Perspectivas e desafios da educação a distância no Brasil

Enviada em 25/08/2020

A Revolução Técnico-Científica foi um marco para o desenvolvimento de tecnologias capazes de tornar mais rápidos os processos de comunicação e informação. Nas sociedades modernas, as tecnologias digitais são usadas, também, para fornecer ensino à distância, o que dá perspectivas àqueles que buscam a educação. Entretanto, uma parcela da população ainda não tem internet em seus domicílios.
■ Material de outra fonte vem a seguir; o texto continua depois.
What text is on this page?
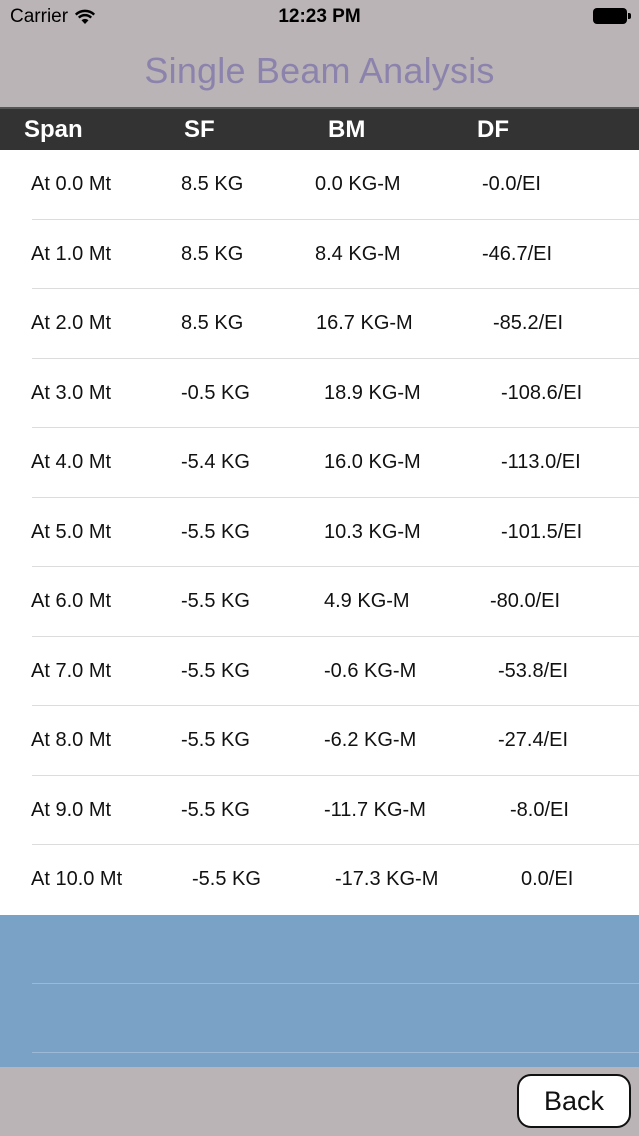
Carrier	12:23 PM
Single Beam Analysis
Span	SF	BM	DF
At 0.0 Mt	8.5 KG	0.0 KG-M	-0.0/EI
At 1.0 Mt	8.5 KG	8.4 KG-M	-46.7/EI
At 2.0 Mt	8.5 KG	16.7 KG-M	-85.2/EI
At 3.0 Mt	-0.5 KG	18.9 KG-M	-108.6/EI
At 4.0 Mt	-5.4 KG	16.0 KG-M	-113.0/EI
At 5.0 Mt	-5.5 KG	10.3 KG-M	-101.5/EI
At 6.0 Mt	-5.5 KG	4.9 KG-M	-80.0/EI
At 7.0 Mt	-5.5 KG	-0.6 KG-M	-53.8/EI
At 8.0 Mt	-5.5 KG	-6.2 KG-M	-27.4/EI
At 9.0 Mt	-5.5 KG	-11.7 KG-M	-8.0/EI
At 10.0 Mt	-5.5 KG	-17.3 KG-M	0.0/EI
Back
Em primeira análise, é válido ressaltar que o Ensino à Distância (EaD) proporciona maiores perspectivas àqueles que buscam a educação, especialmente, aos cidadãos que não tem acesso a um centro educacional próximo de suas residências. De acordo com o sociólogo brasileiro Paulo Freire, “se a educação sozinha não transforma a sociedade, sem ela tampouco a sociedade muda”. Nesse sentido, o EaD é de extrema importância para a parcela da população que almeja estudar, mas que não o faz por entraves, como distância ou falta de tempo, visto que lhes oferece oportunidades de educação e ascensão social.
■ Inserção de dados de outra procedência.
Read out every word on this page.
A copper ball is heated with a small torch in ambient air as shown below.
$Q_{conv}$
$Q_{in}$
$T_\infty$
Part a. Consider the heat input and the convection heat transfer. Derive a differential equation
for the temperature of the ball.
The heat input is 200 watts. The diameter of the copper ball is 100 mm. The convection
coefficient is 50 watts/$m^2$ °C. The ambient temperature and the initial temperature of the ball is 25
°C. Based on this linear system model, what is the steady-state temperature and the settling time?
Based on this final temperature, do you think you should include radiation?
Em segunda análise, a falta de internet nos domicílios de uma parcela da população é um dos desafios para o ensino à distância (EaD) no Brasil. De acordo com dados da Pesquisa Nacional por Amostra de Domicílio (PNAD), cerca de 22% das residências do país não possuem internet. Essa situação se apresenta, principalmente, pela falta de condições financeiras de muitos indivíduos, o que impede que esse grupo tenha acesso à educação através das mídias digitais, não a democratizando, além de não ser-lhes garantido o direito à educação previsto na Constituição de 1988.
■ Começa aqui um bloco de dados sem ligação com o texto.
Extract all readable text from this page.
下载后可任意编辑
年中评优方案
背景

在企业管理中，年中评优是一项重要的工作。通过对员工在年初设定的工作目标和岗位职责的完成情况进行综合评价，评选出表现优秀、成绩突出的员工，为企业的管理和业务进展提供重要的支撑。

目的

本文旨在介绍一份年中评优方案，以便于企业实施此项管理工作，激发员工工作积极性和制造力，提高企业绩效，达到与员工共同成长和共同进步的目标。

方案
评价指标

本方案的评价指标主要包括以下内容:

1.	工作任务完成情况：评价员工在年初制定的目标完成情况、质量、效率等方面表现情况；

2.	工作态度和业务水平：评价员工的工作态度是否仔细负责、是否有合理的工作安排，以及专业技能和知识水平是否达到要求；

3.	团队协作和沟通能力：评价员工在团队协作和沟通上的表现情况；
Logo, torna-se necessária a participação do Poder Público para oferecer alternativas e democratizar o Ensino à Distância no Brasil. Inicialmente, o Ministério da Educação, em parceria com o Ministério da Tecnologia, deve identificar áreas sem acesso à internet, por meio de mapeamento de residências sem rede em todo território nacional. Em seguida, o mesmo Ministério, em parceria com empresas privadas que fornecem redes de internet, deve criar um programa que ofereça esse benefício gratuitamente aos cidadãos de baixa renda e inscritos em programas sociais, como o Bolsa Família, com a instalação de redes em suas residências. Desse modo, a parcela da população sem acesso à internet será beneficiada, tendo a possibilidade de fazer o ensino à distância, além de garantir o direito à educação presente na Constituição de 1988.